Jakarta – Pengelolaan energi terbarukan sebagai fondasi untuk pasokan listrik yang berkelanjutan sangat penting untuk mencapai komitmen Indonesia mencapai net zero emisi (NZE) pada 2060, terutama pembangkit listrik tenaga air (PLTA) dan pembangkit listrik tenaga panas bumi (PLTP), menurut anggota Dewan Energi Nasional (DEN), As Natio Lasman.
Menurutnya untuk mencapai rencana transisi energi yang ambisius ini, pemerintah berfokus pada peningkatan porsi energi baru dan terbarukan, pengurangan penggunaan bahan bakar fosil, pengendalian impor energi, serta memberikan kontribusi nyata terhadap perbaikan lingkungan.

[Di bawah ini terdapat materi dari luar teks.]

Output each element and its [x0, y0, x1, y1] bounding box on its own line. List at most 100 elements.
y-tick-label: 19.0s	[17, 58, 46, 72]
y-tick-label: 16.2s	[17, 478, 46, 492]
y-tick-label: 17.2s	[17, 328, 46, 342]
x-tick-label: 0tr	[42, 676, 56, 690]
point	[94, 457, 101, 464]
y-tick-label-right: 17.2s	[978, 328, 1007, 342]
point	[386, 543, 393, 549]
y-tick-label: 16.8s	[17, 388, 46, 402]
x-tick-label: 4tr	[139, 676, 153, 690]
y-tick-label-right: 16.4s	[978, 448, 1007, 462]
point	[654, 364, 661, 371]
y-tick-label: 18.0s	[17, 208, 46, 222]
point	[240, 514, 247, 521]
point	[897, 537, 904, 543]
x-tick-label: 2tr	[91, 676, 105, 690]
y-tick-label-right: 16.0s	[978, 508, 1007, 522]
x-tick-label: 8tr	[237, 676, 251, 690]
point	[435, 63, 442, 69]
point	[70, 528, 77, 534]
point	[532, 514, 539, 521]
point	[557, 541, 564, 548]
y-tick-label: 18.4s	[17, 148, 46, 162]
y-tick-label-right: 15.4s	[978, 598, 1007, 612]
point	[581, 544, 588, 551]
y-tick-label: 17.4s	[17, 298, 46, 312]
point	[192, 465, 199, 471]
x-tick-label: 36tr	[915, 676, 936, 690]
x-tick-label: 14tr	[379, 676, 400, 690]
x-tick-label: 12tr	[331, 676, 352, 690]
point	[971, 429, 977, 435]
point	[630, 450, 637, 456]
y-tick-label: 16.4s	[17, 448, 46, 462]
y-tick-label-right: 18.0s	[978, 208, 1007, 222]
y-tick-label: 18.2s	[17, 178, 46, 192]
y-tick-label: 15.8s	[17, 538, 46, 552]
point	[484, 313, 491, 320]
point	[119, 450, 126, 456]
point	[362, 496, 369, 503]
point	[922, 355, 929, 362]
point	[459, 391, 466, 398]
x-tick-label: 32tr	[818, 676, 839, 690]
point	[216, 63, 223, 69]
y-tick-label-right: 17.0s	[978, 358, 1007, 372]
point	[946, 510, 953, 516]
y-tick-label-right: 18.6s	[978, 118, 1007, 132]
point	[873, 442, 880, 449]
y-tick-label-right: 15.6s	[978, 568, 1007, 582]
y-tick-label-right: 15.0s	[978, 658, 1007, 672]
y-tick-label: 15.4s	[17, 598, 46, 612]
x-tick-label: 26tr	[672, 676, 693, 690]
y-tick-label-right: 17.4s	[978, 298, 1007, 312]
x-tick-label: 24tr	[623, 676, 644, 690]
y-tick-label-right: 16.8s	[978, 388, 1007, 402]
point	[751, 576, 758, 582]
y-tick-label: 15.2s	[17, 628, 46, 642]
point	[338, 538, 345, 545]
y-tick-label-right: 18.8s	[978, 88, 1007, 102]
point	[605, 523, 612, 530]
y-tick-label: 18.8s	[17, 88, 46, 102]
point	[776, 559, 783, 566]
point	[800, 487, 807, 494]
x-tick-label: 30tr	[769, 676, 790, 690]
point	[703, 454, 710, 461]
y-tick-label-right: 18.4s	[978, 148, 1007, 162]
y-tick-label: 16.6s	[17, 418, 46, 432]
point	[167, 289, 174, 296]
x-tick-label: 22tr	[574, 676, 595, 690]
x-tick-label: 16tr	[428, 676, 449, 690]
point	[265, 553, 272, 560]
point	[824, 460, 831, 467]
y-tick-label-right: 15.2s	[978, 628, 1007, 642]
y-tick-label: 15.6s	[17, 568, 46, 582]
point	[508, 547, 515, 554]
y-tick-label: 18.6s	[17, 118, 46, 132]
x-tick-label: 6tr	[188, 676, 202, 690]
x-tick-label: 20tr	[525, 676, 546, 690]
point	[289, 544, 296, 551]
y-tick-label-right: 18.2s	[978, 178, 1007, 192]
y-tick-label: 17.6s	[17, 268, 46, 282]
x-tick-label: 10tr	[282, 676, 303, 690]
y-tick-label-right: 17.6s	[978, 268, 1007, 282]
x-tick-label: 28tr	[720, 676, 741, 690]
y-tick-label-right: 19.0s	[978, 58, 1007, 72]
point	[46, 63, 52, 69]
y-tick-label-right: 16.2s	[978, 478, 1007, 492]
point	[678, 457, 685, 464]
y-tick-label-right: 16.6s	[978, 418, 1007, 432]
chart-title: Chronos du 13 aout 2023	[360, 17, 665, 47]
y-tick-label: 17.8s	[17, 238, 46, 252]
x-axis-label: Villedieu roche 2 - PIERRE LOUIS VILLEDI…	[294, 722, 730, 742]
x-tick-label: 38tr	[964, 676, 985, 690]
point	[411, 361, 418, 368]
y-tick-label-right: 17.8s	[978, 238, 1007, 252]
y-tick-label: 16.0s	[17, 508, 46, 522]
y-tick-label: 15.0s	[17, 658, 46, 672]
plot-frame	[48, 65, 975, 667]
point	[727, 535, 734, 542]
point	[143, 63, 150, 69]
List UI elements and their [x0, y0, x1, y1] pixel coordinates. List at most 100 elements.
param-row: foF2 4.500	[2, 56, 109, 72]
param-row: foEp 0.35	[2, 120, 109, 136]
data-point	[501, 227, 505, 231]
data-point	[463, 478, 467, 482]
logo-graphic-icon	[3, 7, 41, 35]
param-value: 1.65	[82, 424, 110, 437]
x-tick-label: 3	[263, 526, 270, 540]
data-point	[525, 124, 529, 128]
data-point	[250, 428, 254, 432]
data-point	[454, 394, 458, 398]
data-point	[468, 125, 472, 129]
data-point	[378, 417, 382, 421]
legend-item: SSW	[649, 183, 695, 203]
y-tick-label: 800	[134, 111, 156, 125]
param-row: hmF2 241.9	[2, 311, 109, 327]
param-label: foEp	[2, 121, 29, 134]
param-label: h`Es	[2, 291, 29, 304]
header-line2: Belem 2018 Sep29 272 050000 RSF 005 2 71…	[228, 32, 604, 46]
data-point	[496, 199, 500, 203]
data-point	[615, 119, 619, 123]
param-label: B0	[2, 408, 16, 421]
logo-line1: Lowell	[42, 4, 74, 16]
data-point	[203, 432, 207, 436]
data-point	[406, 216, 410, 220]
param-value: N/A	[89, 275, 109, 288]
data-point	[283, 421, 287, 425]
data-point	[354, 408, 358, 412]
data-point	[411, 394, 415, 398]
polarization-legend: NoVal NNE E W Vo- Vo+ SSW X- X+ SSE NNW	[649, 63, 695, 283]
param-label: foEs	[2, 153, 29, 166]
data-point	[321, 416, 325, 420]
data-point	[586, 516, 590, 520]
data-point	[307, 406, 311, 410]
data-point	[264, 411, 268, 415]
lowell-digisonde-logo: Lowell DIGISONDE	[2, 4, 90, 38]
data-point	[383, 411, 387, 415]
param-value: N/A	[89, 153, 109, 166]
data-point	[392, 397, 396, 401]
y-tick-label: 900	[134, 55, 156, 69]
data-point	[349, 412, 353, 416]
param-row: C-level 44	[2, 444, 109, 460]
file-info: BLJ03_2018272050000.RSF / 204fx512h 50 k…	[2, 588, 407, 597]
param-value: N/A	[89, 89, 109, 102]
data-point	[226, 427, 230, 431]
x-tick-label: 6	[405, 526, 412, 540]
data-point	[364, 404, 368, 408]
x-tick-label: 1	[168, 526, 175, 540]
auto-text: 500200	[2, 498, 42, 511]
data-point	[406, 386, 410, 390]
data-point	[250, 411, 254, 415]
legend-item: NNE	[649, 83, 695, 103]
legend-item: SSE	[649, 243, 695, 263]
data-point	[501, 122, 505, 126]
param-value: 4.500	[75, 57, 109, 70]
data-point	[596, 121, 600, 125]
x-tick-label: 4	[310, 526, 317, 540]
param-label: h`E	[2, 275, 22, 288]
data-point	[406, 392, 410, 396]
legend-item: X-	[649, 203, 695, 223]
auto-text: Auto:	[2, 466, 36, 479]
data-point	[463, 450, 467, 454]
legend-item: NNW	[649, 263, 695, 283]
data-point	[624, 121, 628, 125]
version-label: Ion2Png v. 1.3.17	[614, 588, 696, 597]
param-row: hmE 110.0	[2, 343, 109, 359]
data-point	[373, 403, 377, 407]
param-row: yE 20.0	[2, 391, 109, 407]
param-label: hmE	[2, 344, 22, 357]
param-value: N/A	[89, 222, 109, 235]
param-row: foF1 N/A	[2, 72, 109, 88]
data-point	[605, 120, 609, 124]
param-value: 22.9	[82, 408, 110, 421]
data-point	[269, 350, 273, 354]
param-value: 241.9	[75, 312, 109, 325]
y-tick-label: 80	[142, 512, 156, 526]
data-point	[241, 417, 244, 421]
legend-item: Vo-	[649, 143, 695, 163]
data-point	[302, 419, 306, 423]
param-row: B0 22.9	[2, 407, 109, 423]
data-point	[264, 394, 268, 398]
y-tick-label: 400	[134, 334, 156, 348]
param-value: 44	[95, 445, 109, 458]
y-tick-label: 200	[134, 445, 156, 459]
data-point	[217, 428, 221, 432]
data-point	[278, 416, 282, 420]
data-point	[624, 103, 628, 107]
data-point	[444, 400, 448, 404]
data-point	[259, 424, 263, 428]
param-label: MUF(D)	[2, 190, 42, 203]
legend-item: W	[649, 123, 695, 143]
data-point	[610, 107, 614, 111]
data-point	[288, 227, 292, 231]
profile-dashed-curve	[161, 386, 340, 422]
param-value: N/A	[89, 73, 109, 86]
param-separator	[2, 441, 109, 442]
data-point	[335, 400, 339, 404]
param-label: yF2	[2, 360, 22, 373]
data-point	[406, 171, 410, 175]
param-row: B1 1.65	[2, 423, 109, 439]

“Kebanyakan lokasi sumber panas bumi terletak di daerah yang belum berkembang,” katanya. Dengan demikian percepatan energi bersih, terutama di sektor panas bumi, akan menciptakan kemajuan infrastruktur, pertumbuhan ekonomi, dan memberikan peluang tenaga kerja yang signifikan.
Dia juga menyoroti pentingnya dukungan sumber daya manusia (SDM) dari masyarakat sekitar yang dapat mendorong pembangunan PLTP. “Dukungan dari masyarakat sekitar, khususnya yang berada di sekitar wilayah panas bumi, sangat penting karena dapat menciptakan kondisi sosial yang kondusif,” sambung As Natio. Operasional PLTP akan memberikan dampak positif bagi kesejahteraan masyarakat setempat.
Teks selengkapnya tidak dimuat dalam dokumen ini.